I 17 tok/s attuali sono già una velocità utile per interazioni conversazionali, ma l’obiettivo dichiarato è di raggiungere 30 tok/s, soglia che renderebbe l’esperienza indistinguibile da molte soluzioni cloud. Se centrato, cambierebbe i termini del discorso sull’intelligenza artificiale locale: non più una questione di possibilità tecniche, ma di convenienza e integrazione quotidiana.

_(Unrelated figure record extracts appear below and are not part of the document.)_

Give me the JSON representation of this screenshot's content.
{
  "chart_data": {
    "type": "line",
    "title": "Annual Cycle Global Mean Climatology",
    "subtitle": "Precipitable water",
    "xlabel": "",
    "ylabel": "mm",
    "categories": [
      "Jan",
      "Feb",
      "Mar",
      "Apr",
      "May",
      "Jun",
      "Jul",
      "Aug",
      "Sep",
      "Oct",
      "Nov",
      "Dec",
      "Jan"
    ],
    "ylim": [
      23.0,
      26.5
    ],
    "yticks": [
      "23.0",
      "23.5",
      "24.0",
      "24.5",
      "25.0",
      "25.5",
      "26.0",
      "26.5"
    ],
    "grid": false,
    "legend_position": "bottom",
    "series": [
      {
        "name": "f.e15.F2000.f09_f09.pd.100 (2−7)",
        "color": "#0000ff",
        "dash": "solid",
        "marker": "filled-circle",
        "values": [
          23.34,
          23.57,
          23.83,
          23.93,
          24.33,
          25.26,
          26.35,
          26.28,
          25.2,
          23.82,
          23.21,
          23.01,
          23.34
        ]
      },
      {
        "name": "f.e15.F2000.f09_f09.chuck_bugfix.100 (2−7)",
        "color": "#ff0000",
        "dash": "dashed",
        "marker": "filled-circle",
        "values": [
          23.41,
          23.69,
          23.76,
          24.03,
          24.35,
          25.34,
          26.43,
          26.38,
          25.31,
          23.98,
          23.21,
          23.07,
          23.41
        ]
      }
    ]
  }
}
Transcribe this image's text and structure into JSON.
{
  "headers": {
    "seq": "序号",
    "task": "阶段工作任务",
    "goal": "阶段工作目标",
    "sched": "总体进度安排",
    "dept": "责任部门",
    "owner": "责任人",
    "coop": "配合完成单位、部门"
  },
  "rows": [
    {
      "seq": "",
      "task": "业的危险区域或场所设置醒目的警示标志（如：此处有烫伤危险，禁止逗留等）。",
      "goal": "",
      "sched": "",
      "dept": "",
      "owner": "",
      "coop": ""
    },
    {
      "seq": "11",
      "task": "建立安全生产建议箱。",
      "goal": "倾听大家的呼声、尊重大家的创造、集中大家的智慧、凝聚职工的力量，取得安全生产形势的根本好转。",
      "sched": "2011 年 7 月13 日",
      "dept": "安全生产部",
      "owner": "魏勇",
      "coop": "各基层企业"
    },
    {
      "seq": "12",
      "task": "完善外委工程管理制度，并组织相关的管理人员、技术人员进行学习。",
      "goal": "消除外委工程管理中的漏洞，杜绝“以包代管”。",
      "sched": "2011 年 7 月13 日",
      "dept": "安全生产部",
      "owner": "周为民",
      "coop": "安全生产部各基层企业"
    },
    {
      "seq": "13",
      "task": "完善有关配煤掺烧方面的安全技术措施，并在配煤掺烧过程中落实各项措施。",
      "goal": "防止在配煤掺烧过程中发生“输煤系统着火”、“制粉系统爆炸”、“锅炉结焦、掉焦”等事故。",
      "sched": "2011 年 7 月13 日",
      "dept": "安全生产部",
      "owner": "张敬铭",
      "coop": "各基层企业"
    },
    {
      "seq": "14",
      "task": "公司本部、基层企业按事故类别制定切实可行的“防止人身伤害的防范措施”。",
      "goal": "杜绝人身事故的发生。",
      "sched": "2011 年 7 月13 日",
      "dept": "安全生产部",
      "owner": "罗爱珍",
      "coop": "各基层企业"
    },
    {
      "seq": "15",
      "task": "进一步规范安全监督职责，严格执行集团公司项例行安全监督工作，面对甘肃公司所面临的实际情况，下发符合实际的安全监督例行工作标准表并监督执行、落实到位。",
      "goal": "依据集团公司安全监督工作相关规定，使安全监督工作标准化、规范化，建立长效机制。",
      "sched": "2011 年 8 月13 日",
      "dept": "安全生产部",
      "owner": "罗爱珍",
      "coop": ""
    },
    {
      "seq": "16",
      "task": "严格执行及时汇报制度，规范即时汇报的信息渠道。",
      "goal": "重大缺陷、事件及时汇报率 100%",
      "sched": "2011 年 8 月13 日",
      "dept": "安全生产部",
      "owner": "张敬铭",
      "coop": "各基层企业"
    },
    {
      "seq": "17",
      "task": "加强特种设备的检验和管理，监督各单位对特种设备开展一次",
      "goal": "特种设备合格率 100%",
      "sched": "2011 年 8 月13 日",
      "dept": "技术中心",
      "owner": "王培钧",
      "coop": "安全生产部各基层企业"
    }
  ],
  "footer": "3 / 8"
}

A colpire non è solo il risultato grezzo, quanto l’ecosistema che questo esperimento lascia intravedere. Un engine di 450 KB significa una superficie di attacco ridotta, aggiornamenti agili e la capacità di essere incorporato in applicazioni consumer senza appesantirle. Il fatto che siano supportati modelli eterogenei spezza la dipendenza da un unico fornitore, un vantaggio cruciale per chiunque abbia esigenze di sovranità dei dati o operi in contesti air-gapped.

Per le aziende che valutano deployment on-premise o edge, il test su OnePlus 13 rappresenta una prova tangibile: non servono GPU dedicate né server ingombranti per eseguire LLM con capacità di ragionamento multi-step. Naturalmente bisogna considerare i limiti di memoria (su un telefono, il modello quantizzato occupa intorno a 1,3 GB, gestibile anche su dispositivi di fascia media), la potenza di calcolo e l’efficienza energetica. Ma il segnale è chiaro: la corsa verso modelli compatti e runtime ottimizzati sta ridefinendo verso il basso la soglia hardware per l'inference locale, spostando l’ago della bilancia dal cloud al dispositivo.

L’esperimento non è l’unico nel suo genere, ma la combinazione di un LLM progettato per workflow agentici e un motore ultra-leggero offre uno spaccato di ciò che potrebbe diventare routine: assistenti personali realmente autonomi, applicazioni industriali che non trasmettono mai dati sensibili oltre il perimetro aziendale e una nuova leva competitiva per chi sviluppa software senza voler dipendere da API di terze parti.

Il balzo verso i 30 tok/s, se confermato, potrebbe accelerare una tendenza già in atto. Nel frattempo, dimostrazioni come questa ricordano che l’innovazione nell’AI non passa solo dai datacenter, ma anche dalle mani di chi scrive codice ottimizzato per hardware che abbiamo già in tasca.